8. April 2010
Zum Klettern ins Ausland? Warum eigentlich nicht? Höhlenkletterer haben häufig das Problem, dass sie einfach keine schönen Locations für die Ausübung ihres Sports finden. Irgendwann ist jede größere Höhle einmal erkundet, so dass der Spaßfaktor mit der Zeit immer geringer wird. Spätestens dann lohnt es sich, über einen Kletterurlaub in einem anderen Land nachzudenken.

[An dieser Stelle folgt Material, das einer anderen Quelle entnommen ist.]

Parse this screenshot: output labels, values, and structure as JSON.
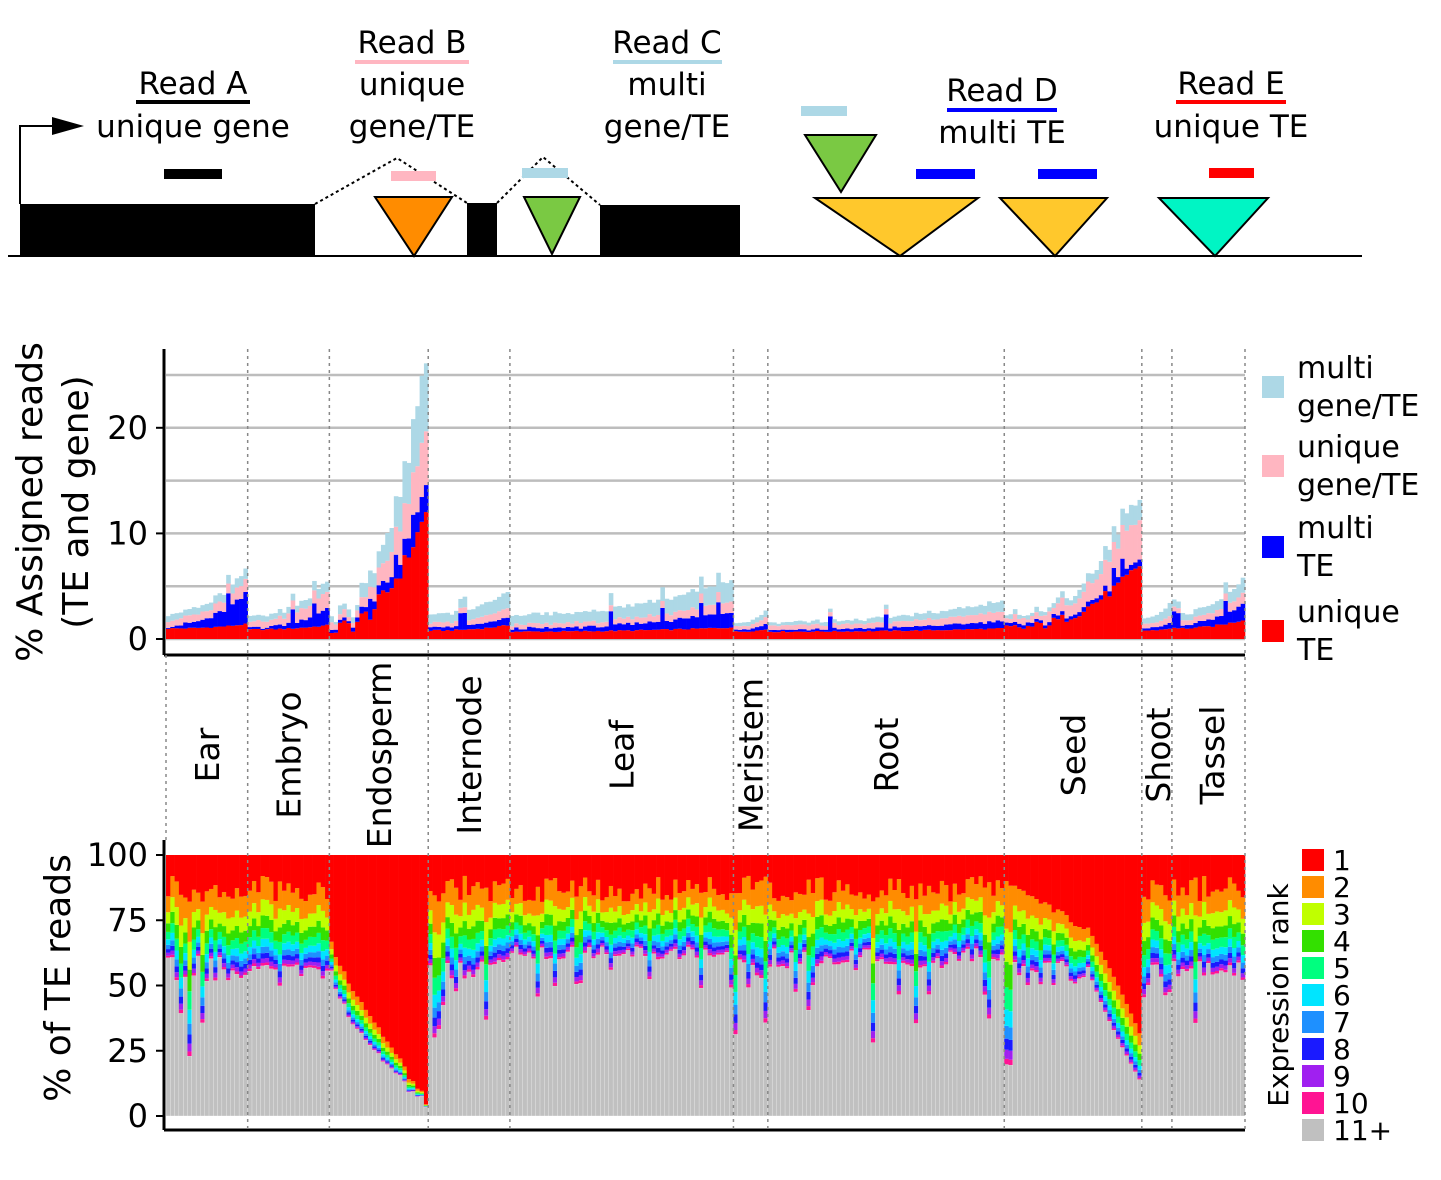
{
  "schematic": {
    "reads": [
      {
        "id": "A",
        "title": "Read A",
        "lines": [
          "unique gene"
        ],
        "color": "#000000"
      },
      {
        "id": "B",
        "title": "Read B",
        "lines": [
          "unique",
          "gene/TE"
        ],
        "color": "#ffb6c1"
      },
      {
        "id": "C",
        "title": "Read C",
        "lines": [
          "multi",
          "gene/TE"
        ],
        "color": "#add8e6"
      },
      {
        "id": "D",
        "title": "Read D",
        "lines": [
          "multi TE"
        ],
        "color": "#0000ff"
      },
      {
        "id": "E",
        "title": "Read E",
        "lines": [
          "unique TE"
        ],
        "color": "#ff0000"
      }
    ],
    "te_colors": [
      "#ff8c00",
      "#7ac943",
      "#ffc82c",
      "#00f5c4"
    ]
  },
  "chart_data": [
    {
      "type": "bar",
      "stacked": true,
      "ylabel": [
        "% Assigned reads",
        "(TE and gene)"
      ],
      "yticks": [
        0,
        10,
        20
      ],
      "ylim": [
        0,
        27
      ],
      "grid": true,
      "legend_position": "right",
      "series": [
        {
          "name": "unique TE",
          "label_lines": [
            "unique",
            "TE"
          ],
          "color": "#ff0000"
        },
        {
          "name": "multi TE",
          "label_lines": [
            "multi",
            "TE"
          ],
          "color": "#0000ff"
        },
        {
          "name": "unique gene/TE",
          "label_lines": [
            "unique",
            "gene/TE"
          ],
          "color": "#ffb6c1"
        },
        {
          "name": "multi gene/TE",
          "label_lines": [
            "multi",
            "gene/TE"
          ],
          "color": "#add8e6"
        }
      ],
      "groups": [
        {
          "name": "Ear",
          "n": 19,
          "values": {
            "uniqueTE": [
              1.0,
              1.4
            ],
            "multiTE": [
              0.3,
              2.8
            ],
            "uniqueGeneTE": [
              0.6,
              1.3
            ],
            "multiGeneTE": [
              0.6,
              1.0
            ]
          }
        },
        {
          "name": "Embryo",
          "n": 19,
          "values": {
            "uniqueTE": [
              0.9,
              1.3
            ],
            "multiTE": [
              0.2,
              1.5
            ],
            "uniqueGeneTE": [
              0.6,
              1.6
            ],
            "multiGeneTE": [
              0.5,
              1.0
            ]
          }
        },
        {
          "name": "Endosperm",
          "n": 23,
          "values": {
            "uniqueTE": [
              1.0,
              12.0
            ],
            "multiTE": [
              0.3,
              2.4
            ],
            "uniqueGeneTE": [
              0.6,
              5.2
            ],
            "multiGeneTE": [
              0.5,
              6.5
            ]
          }
        },
        {
          "name": "Internode",
          "n": 19,
          "values": {
            "uniqueTE": [
              0.8,
              1.3
            ],
            "multiTE": [
              0.3,
              0.7
            ],
            "uniqueGeneTE": [
              0.4,
              0.9
            ],
            "multiGeneTE": [
              0.8,
              1.6
            ]
          }
        },
        {
          "name": "Leaf",
          "n": 52,
          "values": {
            "uniqueTE": [
              0.7,
              1.1
            ],
            "multiTE": [
              0.3,
              1.5
            ],
            "uniqueGeneTE": [
              0.4,
              1.0
            ],
            "multiGeneTE": [
              0.9,
              2.0
            ]
          }
        },
        {
          "name": "Meristem",
          "n": 8,
          "values": {
            "uniqueTE": [
              0.7,
              0.9
            ],
            "multiTE": [
              0.2,
              0.5
            ],
            "uniqueGeneTE": [
              0.3,
              0.6
            ],
            "multiGeneTE": [
              0.3,
              0.6
            ]
          }
        },
        {
          "name": "Root",
          "n": 55,
          "values": {
            "uniqueTE": [
              0.7,
              1.0
            ],
            "multiTE": [
              0.2,
              0.7
            ],
            "uniqueGeneTE": [
              0.4,
              0.9
            ],
            "multiGeneTE": [
              0.3,
              1.0
            ]
          }
        },
        {
          "name": "Seed",
          "n": 32,
          "values": {
            "uniqueTE": [
              1.0,
              7.0
            ],
            "multiTE": [
              0.3,
              0.6
            ],
            "uniqueGeneTE": [
              0.5,
              4.0
            ],
            "multiGeneTE": [
              0.3,
              2.0
            ]
          }
        },
        {
          "name": "Shoot",
          "n": 7,
          "values": {
            "uniqueTE": [
              0.8,
              1.0
            ],
            "multiTE": [
              0.2,
              0.5
            ],
            "uniqueGeneTE": [
              0.4,
              0.6
            ],
            "multiGeneTE": [
              0.5,
              1.2
            ]
          }
        },
        {
          "name": "Tassel",
          "n": 17,
          "values": {
            "uniqueTE": [
              1.0,
              1.8
            ],
            "multiTE": [
              0.3,
              1.6
            ],
            "uniqueGeneTE": [
              0.5,
              1.0
            ],
            "multiGeneTE": [
              0.6,
              1.4
            ]
          }
        }
      ]
    },
    {
      "type": "bar",
      "stacked": true,
      "ylabel": "% of TE reads",
      "yticks": [
        0,
        25,
        50,
        75,
        100
      ],
      "ylim": [
        0,
        100
      ],
      "legend_title": "Expression rank",
      "legend_position": "right",
      "series": [
        {
          "name": "1",
          "color": "#ff0000"
        },
        {
          "name": "2",
          "color": "#ff8c00"
        },
        {
          "name": "3",
          "color": "#c0ff00"
        },
        {
          "name": "4",
          "color": "#33e000"
        },
        {
          "name": "5",
          "color": "#00ff7f"
        },
        {
          "name": "6",
          "color": "#00e5ff"
        },
        {
          "name": "7",
          "color": "#1e90ff"
        },
        {
          "name": "8",
          "color": "#1a1aff"
        },
        {
          "name": "9",
          "color": "#a020f0"
        },
        {
          "name": "10",
          "color": "#ff1493"
        },
        {
          "name": "11+",
          "color": "#c0c0c0"
        }
      ],
      "groups": [
        {
          "name": "Ear",
          "n": 19,
          "rest_range": [
            18,
            62
          ]
        },
        {
          "name": "Embryo",
          "n": 19,
          "rest_range": [
            48,
            58
          ]
        },
        {
          "name": "Endosperm",
          "n": 23,
          "rest_range": [
            4,
            55
          ]
        },
        {
          "name": "Internode",
          "n": 19,
          "rest_range": [
            30,
            60
          ]
        },
        {
          "name": "Leaf",
          "n": 52,
          "rest_range": [
            45,
            65
          ]
        },
        {
          "name": "Meristem",
          "n": 8,
          "rest_range": [
            16,
            60
          ]
        },
        {
          "name": "Root",
          "n": 55,
          "rest_range": [
            28,
            65
          ]
        },
        {
          "name": "Seed",
          "n": 32,
          "rest_range": [
            14,
            60
          ]
        },
        {
          "name": "Shoot",
          "n": 7,
          "rest_range": [
            45,
            60
          ]
        },
        {
          "name": "Tassel",
          "n": 17,
          "rest_range": [
            27,
            60
          ]
        }
      ]
    }
  ]
}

Höhlenklettern ist in Deutschland sehr populär. Aufgrund dieser Beliebtheit gibt es immer häufiger Probleme mit dem Naturschutz. Höhlen sind faszinierende und erhaltenswerte Phänomene, weshalb sich die Behörden einschalten, sobald ein Gebiet einfach zu stark frequentiert ist. Nicht selten sieht man Höhlen, die von Kletterern fast komplett zerstört wurden. Die Wände sind abgenutzt und von Löchern übersät. Manche davon sehen aus, als hätte man sie direkt aus einer Kletterhalle entnommen. Durch diese Veränderung des Gesteins ist die Statik der Höhle in Gefahr. Stoppt man den Klettertourismus nicht rechtzeitig, so besteht Einsturzgefahr.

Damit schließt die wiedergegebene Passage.